La luz de la Jánuca en la Plaza de la Villa

Hoy primero de diciembre, con frio y lluvia se celebró públicamente la Janucá , fiesta tradicional judía que trae la luz, luz para disipar la oscuridad, para iluminar el alma durante ocho días, cada día se enciende una vela y se conserva otra encendida para  la del siguiente día. El milagro que se recuerda queda en segundo plano frente a la carga metafórica de la luz, de lo que significa encender la vela, e intentar ver.Que todos podamos ver un poco mas. Podemos decir que de nuevo Madrid es portador y recuperador de las culturas perdidas. Ruiz Gallardón dijo palabras precisas y cálidas. Casa Sefarad Israel presente, voz activa en todo esto. Nuestro deseo es que a pesar de la crisis pueda mantener presupuesto suficiente para seguir divulgando.

Rosenkavalier y Mortier

El que ama contagia,Mortier es un enamorado de su profesión y lo transmite y todos salimos con algo de ese aire insuflado que entusiasma. Presentó Rosenkavalier, hizo un análisis del amor y de la elegancia o ligereza con que debemos aceptar que la vida es algo que se consume..,y se acaba, y así sus etapas, la infancia, la juventud,  la vejez y de ese tiempo que puede ser cualquier tiempo y también lo es  para cualquiera de nosotros.- Y cuando cambia una rosa de plata por una rosa roja verdadera metáfora de belleza y finitud, la ópera  termina.Los espejos nos reflejaran para que lo sintamos.
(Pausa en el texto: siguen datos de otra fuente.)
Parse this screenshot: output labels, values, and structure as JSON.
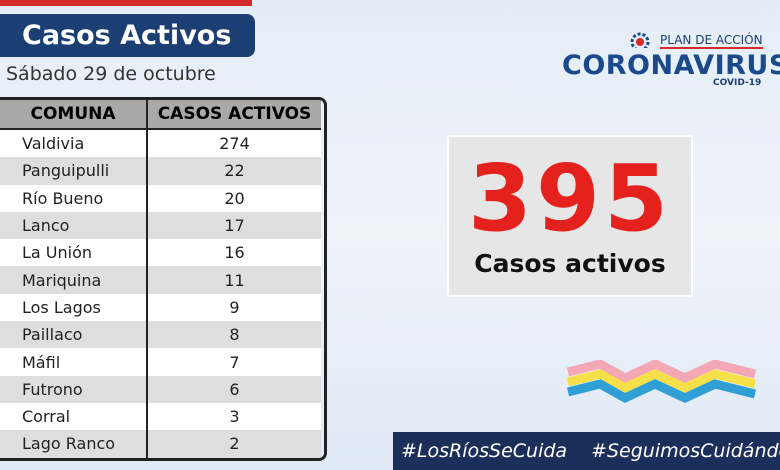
{
  "header": {
    "title": "Casos Activos",
    "date": "Sábado 29 de octubre"
  },
  "logo": {
    "plan": "PLAN DE ACCIÓN",
    "name": "CORONAVIRUS",
    "sub": "COVID-19"
  },
  "table": {
    "columns": [
      "COMUNA",
      "CASOS ACTIVOS"
    ],
    "rows": [
      [
        "Valdivia",
        274
      ],
      [
        "Panguipulli",
        22
      ],
      [
        "Río Bueno",
        20
      ],
      [
        "Lanco",
        17
      ],
      [
        "La Unión",
        16
      ],
      [
        "Mariquina",
        11
      ],
      [
        "Los Lagos",
        9
      ],
      [
        "Paillaco",
        8
      ],
      [
        "Máfil",
        7
      ],
      [
        "Futrono",
        6
      ],
      [
        "Corral",
        3
      ],
      [
        "Lago Ranco",
        2
      ]
    ]
  },
  "total": {
    "value": 395,
    "label": "Casos activos"
  },
  "hashtags": [
    "#LosRíosSeCuida",
    "#SeguimosCuidándonos"
  ]
}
Querría haberle preguntado y no lo hice,  si Hofmannsthal no vio en ese libreto mucho de lo que le llevaría a escribir la carta a Lord Chandos, verdadera declaración clave para entender el final de una época. Y también me habría gustado saber si presentará la ópera prohibida , Die Schweigsme Frau, único libreto hecho por Stefan Zweig , y última creo, ópera de Strauss. Calvino hablaba de la levedad como una propuesta para llevar a este milenio dejando lo pesado en el veinte, ¿será la ligereza de la que habla Mortier?